Monday, March 17, 2008
We are in Guam today, the largest island in Micronesia, the southern most of the Mariana Islands. It was created from the peaks of two ancient volcanoes that sank into the sea and fused together millions of years ago. Guam is an island territory of the United States located 900 miles north of the equator in the Western Pacific. As part of the US, we have to go through all the US immigration and customs. Because we, along with half the ship, had a tour today we had to be downstairs between 6 and 6:30am to collect our passport and then go through the line for immigration and customs. Of course the Customs folks didn’t get onboard until 6:30am and the immigration people at 7:00am. There were some hot people in the theater - in fact they ran out of room in the theater and the line was pretty long after that. People that arrived at 6:15 still had to wait an hour and a half. Dennis and I ended up as the first and second people to go thru the line because I cannot take my wheelchair down the steps in the theater so we bypassed some folks and ended up in front - but we were down there early you can be sure.
Our tour was okay - there could have been a lot to see, but our tour guide was having problems with his English and so he forgot to tell us anything until we returned to the bus - early because we didn’t know what we were seeing. Other tours left earlier than ours and got back later than ours - all of us on a 4-hour tour. Ours lasted 3 hours on the dot and that was with going to an extra place. It was interesting to see some of the places where the Japanese and American militaries had their strongholds on one another. Also to learn about the time the Spanish were in control. It wasn’t that our guide Elliot didn’t know, he just does the tour in Japanese more often and he cannot translate it to English very well. He also was born in the Philippines and so speaks one of the dialects from there, as well. Not sure which dialect he speaks from there - he didn’t say.

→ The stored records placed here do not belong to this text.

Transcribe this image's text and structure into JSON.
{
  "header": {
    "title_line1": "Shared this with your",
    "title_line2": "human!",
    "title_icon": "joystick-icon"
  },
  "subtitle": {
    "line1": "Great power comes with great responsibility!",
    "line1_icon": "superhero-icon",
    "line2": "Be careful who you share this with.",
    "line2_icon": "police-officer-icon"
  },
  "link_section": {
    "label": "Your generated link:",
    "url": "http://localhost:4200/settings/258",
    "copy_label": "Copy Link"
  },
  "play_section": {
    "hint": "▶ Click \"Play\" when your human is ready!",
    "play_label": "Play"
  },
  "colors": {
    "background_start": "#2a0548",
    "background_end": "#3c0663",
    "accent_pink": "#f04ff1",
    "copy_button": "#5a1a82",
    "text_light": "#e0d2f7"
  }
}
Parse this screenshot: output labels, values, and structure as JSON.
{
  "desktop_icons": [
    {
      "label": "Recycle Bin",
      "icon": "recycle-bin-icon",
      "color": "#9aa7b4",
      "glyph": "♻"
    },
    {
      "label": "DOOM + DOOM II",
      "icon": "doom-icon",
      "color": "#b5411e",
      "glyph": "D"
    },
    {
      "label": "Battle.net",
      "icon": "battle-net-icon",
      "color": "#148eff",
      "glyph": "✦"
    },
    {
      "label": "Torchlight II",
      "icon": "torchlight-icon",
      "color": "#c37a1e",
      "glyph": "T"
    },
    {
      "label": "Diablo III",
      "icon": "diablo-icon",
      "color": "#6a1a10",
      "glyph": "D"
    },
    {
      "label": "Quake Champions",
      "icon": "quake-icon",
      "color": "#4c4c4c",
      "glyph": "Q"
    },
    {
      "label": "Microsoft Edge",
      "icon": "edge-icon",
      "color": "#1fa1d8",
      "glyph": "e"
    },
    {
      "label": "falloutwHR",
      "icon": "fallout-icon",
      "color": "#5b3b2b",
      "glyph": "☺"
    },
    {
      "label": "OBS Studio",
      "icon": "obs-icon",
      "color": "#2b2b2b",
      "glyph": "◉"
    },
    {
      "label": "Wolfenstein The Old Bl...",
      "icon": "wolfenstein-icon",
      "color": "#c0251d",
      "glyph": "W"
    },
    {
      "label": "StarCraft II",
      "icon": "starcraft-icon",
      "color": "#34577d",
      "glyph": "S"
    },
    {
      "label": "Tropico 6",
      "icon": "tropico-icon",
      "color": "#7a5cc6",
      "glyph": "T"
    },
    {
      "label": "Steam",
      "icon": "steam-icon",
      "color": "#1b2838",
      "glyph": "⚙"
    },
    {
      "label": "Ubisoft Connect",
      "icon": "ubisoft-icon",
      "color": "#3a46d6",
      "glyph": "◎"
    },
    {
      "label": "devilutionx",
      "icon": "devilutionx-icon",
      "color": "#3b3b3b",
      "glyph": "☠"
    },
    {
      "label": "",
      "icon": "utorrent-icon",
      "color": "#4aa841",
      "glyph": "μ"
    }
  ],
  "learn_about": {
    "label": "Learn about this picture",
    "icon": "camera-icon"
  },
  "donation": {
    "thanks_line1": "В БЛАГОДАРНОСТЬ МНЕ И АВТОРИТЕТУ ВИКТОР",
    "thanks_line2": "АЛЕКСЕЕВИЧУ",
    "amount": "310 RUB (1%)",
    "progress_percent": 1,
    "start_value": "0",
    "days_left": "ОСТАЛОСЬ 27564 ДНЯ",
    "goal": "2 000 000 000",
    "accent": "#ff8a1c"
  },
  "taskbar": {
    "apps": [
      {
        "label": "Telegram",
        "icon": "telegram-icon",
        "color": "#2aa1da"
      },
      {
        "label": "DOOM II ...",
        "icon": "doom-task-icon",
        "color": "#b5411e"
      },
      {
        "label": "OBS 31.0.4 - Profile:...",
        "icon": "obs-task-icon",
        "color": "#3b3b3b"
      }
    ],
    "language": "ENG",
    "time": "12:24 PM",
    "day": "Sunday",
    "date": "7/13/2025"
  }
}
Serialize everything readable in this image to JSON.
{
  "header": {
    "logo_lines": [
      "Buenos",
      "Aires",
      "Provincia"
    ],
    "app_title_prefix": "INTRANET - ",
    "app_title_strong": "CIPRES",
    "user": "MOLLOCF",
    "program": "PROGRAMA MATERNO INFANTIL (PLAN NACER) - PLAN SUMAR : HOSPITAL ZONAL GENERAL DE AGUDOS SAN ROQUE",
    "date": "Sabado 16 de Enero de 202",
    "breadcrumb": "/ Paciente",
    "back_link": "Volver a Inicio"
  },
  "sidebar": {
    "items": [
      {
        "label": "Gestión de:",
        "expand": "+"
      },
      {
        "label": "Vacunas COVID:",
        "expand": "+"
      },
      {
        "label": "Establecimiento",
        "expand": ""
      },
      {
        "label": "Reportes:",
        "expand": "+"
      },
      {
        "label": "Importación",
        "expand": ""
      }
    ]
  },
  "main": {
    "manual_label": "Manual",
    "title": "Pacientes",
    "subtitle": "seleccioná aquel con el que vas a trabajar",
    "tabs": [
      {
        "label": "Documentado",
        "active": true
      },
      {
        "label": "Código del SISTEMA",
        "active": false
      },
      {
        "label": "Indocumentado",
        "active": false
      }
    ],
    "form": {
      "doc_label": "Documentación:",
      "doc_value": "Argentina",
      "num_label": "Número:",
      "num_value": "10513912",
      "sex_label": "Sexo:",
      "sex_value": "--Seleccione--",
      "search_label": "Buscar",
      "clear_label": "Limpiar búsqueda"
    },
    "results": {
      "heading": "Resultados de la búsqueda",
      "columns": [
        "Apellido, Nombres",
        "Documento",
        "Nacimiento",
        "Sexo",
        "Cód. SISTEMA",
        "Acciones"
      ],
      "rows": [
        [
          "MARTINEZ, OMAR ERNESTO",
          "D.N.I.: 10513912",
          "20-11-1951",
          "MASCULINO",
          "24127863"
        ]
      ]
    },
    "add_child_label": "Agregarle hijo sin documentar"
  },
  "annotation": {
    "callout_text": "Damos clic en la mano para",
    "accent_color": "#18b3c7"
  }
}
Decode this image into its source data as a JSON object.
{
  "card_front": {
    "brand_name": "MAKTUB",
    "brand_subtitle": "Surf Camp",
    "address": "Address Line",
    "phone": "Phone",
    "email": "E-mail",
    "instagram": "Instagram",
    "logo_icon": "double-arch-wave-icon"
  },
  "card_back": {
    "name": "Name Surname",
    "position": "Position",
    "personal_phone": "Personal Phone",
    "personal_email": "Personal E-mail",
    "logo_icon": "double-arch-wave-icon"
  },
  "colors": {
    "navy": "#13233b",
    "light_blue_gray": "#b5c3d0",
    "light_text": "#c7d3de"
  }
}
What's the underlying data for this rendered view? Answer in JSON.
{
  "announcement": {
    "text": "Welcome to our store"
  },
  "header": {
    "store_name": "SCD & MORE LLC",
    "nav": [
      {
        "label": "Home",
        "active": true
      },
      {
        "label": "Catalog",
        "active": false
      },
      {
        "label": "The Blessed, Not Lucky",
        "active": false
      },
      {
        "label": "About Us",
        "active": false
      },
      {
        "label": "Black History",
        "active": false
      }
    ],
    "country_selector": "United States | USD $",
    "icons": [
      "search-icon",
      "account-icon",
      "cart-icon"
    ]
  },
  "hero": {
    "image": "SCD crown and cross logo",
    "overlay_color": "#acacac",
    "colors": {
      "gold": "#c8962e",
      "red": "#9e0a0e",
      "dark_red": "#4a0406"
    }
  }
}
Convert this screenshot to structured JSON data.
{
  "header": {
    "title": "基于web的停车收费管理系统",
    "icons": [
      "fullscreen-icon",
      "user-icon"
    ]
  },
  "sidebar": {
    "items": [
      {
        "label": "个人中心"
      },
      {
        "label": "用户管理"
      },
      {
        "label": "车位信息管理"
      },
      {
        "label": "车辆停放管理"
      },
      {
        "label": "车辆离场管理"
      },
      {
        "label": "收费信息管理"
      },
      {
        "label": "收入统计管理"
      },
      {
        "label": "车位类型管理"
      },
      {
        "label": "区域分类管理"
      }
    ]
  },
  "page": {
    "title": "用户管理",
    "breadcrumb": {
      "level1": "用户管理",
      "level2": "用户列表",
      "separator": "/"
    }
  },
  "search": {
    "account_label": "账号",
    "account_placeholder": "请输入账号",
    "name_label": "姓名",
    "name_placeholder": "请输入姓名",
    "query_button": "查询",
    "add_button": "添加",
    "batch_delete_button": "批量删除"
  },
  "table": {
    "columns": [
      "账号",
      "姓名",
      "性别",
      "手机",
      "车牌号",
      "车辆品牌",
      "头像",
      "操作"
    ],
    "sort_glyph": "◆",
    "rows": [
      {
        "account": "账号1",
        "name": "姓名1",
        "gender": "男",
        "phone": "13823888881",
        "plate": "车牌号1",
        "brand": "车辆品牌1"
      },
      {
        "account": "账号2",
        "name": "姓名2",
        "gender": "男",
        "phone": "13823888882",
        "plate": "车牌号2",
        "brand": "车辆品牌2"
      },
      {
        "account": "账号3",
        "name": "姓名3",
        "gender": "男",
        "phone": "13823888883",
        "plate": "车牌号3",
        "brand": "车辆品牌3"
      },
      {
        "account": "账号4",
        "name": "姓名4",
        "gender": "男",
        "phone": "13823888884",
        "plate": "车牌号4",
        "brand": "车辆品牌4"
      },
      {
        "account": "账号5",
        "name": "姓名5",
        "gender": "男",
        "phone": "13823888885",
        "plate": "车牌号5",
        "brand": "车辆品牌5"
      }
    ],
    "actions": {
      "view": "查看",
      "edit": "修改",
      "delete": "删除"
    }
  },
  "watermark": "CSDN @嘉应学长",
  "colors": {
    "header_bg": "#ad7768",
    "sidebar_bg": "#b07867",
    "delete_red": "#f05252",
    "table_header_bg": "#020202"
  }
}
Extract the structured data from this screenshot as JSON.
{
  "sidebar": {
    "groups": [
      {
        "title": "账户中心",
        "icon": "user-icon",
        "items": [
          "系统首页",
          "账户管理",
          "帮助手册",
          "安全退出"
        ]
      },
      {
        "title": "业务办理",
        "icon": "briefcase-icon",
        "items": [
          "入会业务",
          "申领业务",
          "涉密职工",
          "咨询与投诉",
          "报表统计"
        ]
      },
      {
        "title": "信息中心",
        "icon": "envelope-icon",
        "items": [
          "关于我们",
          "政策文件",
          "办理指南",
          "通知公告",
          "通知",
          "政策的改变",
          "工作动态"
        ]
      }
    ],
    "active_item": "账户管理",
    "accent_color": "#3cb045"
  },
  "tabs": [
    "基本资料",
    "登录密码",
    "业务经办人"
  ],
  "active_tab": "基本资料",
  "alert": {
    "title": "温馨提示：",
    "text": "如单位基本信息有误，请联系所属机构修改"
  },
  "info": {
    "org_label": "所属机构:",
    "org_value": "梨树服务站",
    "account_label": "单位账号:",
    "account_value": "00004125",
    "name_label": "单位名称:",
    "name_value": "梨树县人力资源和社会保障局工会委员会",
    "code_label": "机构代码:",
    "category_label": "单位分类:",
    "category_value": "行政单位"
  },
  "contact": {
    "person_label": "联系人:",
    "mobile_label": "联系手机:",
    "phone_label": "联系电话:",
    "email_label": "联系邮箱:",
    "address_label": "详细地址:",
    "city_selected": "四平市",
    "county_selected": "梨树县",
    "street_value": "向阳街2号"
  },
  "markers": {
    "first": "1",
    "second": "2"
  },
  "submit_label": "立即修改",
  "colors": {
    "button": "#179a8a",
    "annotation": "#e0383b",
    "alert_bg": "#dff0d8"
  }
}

We returned to a very quiet ship as many passengers had taken the shuttle bus into town to the shopping mall - not sure why they needed to go to the mall when they come to Guam. Some then went on walking tours around the town from there, others rented cars or taxis for tours, didn’t have to pay for them to come all the way out to the pier. In the evening on the ship a group of young people (probably in their teens) came and performed some dances for us. It was a beautiful show - they did local traditional dances, dances from the Spanish influence in the area, and some that crossed between their local traditional dances and more modern day dances. It was a wonderful show. After that they showed the movie “Letters from Iwo Jima.”
Tomorrow we are in Saipan in the Northern Mariana Islands.